Engineering college students achieve hands-on expertise growing well being know-howTatiana Place, the primary scholar from the co-op program to hitch Bowhead and now the corporate’s manufacturing supervisor, works on an adaptive off-road bike. (Photograph: Equipped) 

Bowhead is only one of many small Alberta biomedical firms which have benefited from the co-op program, says the initiative’s founder, professor emeritus of mechanical engineering Gary Faulkner.

Launched 13 years in the past when Faulkner was employed as director of analysis and innovation on the Glenrose, this system raises exterior funding — at the moment about half 1,000,000 {dollars} a 12 months — to offer engineering college students to small firms able to design know-how that helps sufferers rehabilitate from damage.

A lot of that help has come from the College of Engineering, in addition to financial growth businesses reminiscent of Alberta Innovates and Prairies Financial Improvement Canada.

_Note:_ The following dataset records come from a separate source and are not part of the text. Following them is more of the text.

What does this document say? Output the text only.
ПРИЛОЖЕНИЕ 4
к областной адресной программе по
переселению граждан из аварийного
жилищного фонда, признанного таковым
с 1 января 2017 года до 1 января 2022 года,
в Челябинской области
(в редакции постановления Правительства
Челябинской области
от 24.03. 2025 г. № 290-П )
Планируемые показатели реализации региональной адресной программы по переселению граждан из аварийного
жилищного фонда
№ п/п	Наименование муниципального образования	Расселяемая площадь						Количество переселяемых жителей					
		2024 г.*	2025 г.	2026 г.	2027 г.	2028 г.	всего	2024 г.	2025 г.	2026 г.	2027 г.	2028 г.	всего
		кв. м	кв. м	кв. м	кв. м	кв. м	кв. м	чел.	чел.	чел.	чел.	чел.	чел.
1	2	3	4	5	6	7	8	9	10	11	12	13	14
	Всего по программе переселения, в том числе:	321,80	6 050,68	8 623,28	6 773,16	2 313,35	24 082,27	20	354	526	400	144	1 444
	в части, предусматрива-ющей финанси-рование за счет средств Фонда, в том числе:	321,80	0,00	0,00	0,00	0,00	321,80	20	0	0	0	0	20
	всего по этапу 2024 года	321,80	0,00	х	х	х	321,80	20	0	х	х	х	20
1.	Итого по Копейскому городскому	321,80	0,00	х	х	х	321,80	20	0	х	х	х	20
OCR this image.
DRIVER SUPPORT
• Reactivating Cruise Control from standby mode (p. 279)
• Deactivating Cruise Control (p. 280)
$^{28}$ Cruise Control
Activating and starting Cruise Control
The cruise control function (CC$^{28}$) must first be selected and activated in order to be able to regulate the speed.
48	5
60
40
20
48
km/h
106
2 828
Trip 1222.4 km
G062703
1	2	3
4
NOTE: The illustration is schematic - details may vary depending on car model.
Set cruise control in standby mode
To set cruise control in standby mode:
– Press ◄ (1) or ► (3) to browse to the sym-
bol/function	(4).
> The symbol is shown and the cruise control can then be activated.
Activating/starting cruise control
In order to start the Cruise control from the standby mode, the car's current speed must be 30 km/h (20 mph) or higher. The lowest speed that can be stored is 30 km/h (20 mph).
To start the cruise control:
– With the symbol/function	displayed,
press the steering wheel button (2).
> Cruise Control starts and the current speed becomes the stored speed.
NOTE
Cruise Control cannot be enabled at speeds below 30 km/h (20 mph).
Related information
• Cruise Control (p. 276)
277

About 60 college students have been positioned up to now, most from the biomedical stream but additionally some from mechanical, civil, electrical and supplies engineering.

“I might meet with sufferers and occupational and bodily therapists to determine challenges the affected person confronted every day,” says biomedical engineering scholar Andrew Archibald, who accomplished a placement final 12 months.

“We’d then modify an current product or develop a very new machine to satisfy the wants of the affected person. It actually helped develop my creativity and compelled me to suppose exterior the field.”

The expertise shifted Archibald’s focus to a extra patient-centred profession, he says. He’s now finding out medication on the U of A and is “excited to serve the neighborhood in a extra private approach.”

Faulkner says the GRRIT initiative has little interest in the mental property for any know-how it develops. “We simply wish to assist develop a cluster of well being industries that may assist sufferers, whereas introducing college students to concepts of entrepreneurship at an early stage.”

He factors to an train machine for the fingers, arms and wrists as one other profitable product developed via this system. The thought got here from therapists on the Glenrose and was handed on to Edmonton’s Karma Machining and Manufacturing Providers — an oil and gasoline machine firm seeking to diversify. The machine was designed by a bunch of fourth-year U of A mechanical engineering college students, who refined it with assist from college students on the Northern Alberta Institute of Know-how, says Faulkner.

One other innovation hatched by physiotherapists is a pc recreation that helps individuals with reminiscence loss navigate a visit to the grocery retailer. The sport’s avatar provides the participant a price range for a night meal and has them buy the mandatory substances with out overspending.

“Our therapists thought this is able to assist individuals beginning to have issue with actions of every day dwelling,” says Faulkner.

It’s win-win for everybody concerned, he says. “Given the character of the tasks we work on, we are inclined to get the easiest college students.”

And the scholars love the hands-on expertise. “They actually get pleasure from working straight with occupational and physiotherapists,” Faulkner notes. “In lots of instances it modifications their lives.”

“I do adore it,” says Place, three years after first working with Bowhead.

“With a small firm, it’s simply unbelievable. I don’t know the way I may have discovered a extra excellent job.”